Esa suerte de canibalismo de los tiempos de la Roma Antigua es hoy la tarjeta de presentación de narcotraficantes y mafias del crimen organizado que cada vez buscan distinguirse y dejar su sello, una marca especial sin temor a ser reconocidos. Muy al contrario del pasado, hoy quieren el estrellato, la gloria mediática que los enaltezca como los “mero malos”. Los narcos también se forjan.

“Los ajusticiamientos del narco son una atroz exhibición de lo que les puede suceder a quienes deciden jugar al margen de las reglas”, confiesa  Diego Enrique Osorno, periodista mexicano célebre por sus libros de “lo narco”.

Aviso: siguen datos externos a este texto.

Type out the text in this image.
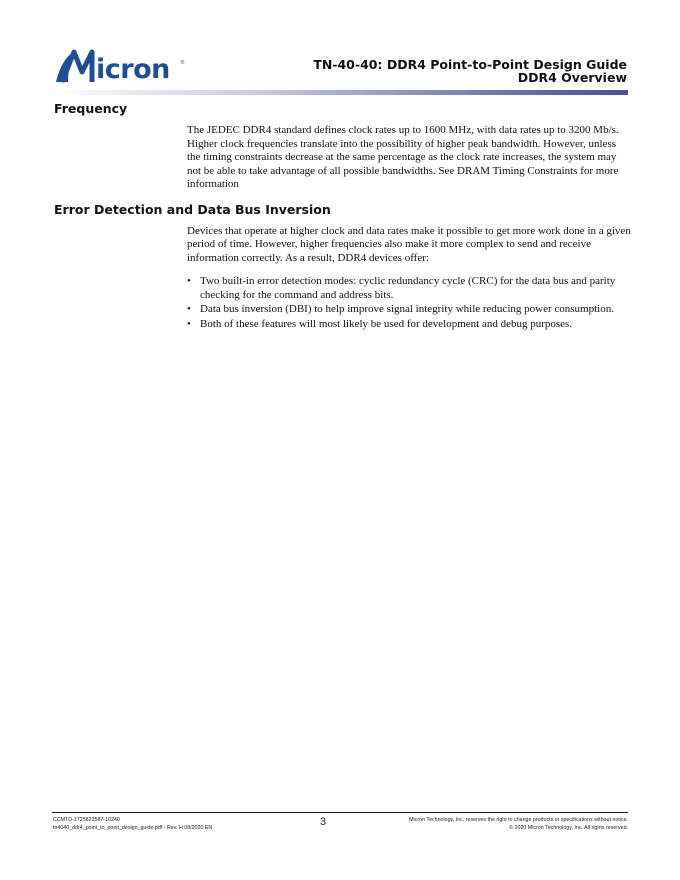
icron ®	TN-40-40: DDR4 Point-to-Point Design Guide
DDR4 Overview
Frequency

The JEDEC DDR4 standard defines clock rates up to 1600 MHz, with data rates up to 3200 Mb/s. Higher clock frequencies translate into the possibility of higher peak bandwidth. However, unless the timing constraints decrease at the same percentage as the clock rate increases, the system may not be able to take advantage of all possible bandwidths. See DRAM Timing Constraints for more information

Error Detection and Data Bus Inversion

Devices that operate at higher clock and data rates make it possible to get more work done in a given period of time. However, higher frequencies also make it more complex to send and receive information correctly. As a result, DDR4 devices offer:

• Two built-in error detection modes: cyclic redundancy cycle (CRC) for the data bus and parity checking for the command and address bits.
• Data bus inversion (DBI) to help improve signal integrity while reducing power consumption.
• Both of these features will most likely be used for development and debug purposes.
CCMTD-1725822587-10240
tn4040_ddr4_point_to_point_design_guide.pdf - Rev. H 08/2020 EN	3	Micron Technology, Inc. reserves the right to change products or specifications without notice.
© 2020 Micron Technology, Inc. All rights reserved.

Yates, barcos, mansiones, joyas, ropa de diseñador, carros, amantes, prostitutas, pistolas de oro, balas de plata, una jerga, una palabra clave, un estilo. El ropaje de un narcotraficante es un código que proclama como quiere ser visto: con poder e indómito.

Dos
El poder enferma, ciega. Es una premisa comprobada, y eso lo sabe bien Miguel Ángel Ramírez, un reconocido abogado colombiano defensor de famosos narcotraficantes de todo el mundo, entre ellos el venezolano Walid Malked.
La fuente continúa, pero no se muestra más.